According to Smith’s article, he was drawn in by the Ball Clinic’s advertisements in newspapers and magazines. At the time, he noted, there was no established medical explanation for the root causes of arthritic pain. Yet, the Ball Clinic claimed they knew the cause: “an imbalance chemistry of the body in which the normal alkalinity of the blood and tissues is lost or lessened and in its place some degree of systemic acidity develops,” he wrote.
Inside the clinic, Smith observed patients traveling from as far as Michigan. He spoke with one patient from Indiana who said she would be under treatment for another three weeks. “They put you on a diet,” she told him. “For every acid food you eat, you have to eat two alkaline foods.”
Smith’s diagnosis was fibrosis, with a recommended two-week treatment plan. He was told the diet would “change your whole body chemistry.” His prescribed treatment included professional services, radio wave therapy, and colonics—costing him a total of $383.04, not including room and board—reinforcing his suspicions that the treatments were financially motivated rather than medically sound.
However, Smith never underwent the treatments.
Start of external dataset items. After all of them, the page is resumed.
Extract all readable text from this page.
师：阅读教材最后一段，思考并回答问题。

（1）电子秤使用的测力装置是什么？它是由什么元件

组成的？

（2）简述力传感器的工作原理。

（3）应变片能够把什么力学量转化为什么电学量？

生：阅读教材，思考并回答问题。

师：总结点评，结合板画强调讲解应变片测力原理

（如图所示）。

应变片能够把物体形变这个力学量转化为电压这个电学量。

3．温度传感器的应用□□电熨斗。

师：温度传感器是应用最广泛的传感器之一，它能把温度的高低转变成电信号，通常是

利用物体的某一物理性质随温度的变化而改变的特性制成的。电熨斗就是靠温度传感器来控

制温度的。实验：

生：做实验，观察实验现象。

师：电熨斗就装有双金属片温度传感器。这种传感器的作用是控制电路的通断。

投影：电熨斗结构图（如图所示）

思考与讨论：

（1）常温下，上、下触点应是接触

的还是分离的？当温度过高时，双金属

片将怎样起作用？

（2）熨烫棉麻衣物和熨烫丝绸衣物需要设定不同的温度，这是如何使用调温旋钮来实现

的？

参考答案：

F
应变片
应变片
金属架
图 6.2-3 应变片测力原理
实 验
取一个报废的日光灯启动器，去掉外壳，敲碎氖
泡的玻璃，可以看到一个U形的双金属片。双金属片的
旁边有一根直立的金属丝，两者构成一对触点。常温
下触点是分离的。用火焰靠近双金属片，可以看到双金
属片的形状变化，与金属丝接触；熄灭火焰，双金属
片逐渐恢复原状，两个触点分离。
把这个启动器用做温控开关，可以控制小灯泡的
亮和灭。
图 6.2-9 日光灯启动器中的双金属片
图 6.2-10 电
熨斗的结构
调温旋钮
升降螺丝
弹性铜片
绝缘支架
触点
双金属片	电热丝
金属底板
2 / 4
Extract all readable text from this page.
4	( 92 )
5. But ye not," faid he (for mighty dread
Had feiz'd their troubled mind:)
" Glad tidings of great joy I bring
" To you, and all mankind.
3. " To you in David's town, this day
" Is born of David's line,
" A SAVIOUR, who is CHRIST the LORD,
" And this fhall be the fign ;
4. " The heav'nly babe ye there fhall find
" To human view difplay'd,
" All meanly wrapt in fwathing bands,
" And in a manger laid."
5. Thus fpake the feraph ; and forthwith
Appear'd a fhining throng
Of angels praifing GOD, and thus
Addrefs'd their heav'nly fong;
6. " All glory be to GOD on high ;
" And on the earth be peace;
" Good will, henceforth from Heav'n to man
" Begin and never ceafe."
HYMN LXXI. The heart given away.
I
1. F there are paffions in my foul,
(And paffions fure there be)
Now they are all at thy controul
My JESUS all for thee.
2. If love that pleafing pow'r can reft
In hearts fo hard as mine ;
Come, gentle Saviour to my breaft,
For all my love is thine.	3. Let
He returned to New York, disregarding the clinic’s orders. Once back in the city, he emphasized that while arthritis is a serious and painful condition, “the suffering is the reason for the $250-million-a-year business in dubious or ineffective remedies.”
Smith’s continued investigation into false medical claims led to the eventual downfall of the Ball Clinic. It officially closed on December 31, 1963. The building was later sold to the Midwest Arthritis and Rheumatism Clinic, which opened in 1964 under the management of Dr. McNeely, but it ultimately closed in 1974.
According to the 1991 Excelsior Springs Historical Survey, the Ball Clinic was considered a “significant structure” due to its architectural integrity and its illustration of “the extent to which the local economy depended upon the mineral waters and health industry.” Nonetheless, Smith’s article The Hucksters of Pain was a turning point that contributed to the clinic’s downfall and a broader downturn in Excelsior Springs, as “the entire town suffered the repercussions from the exposure.”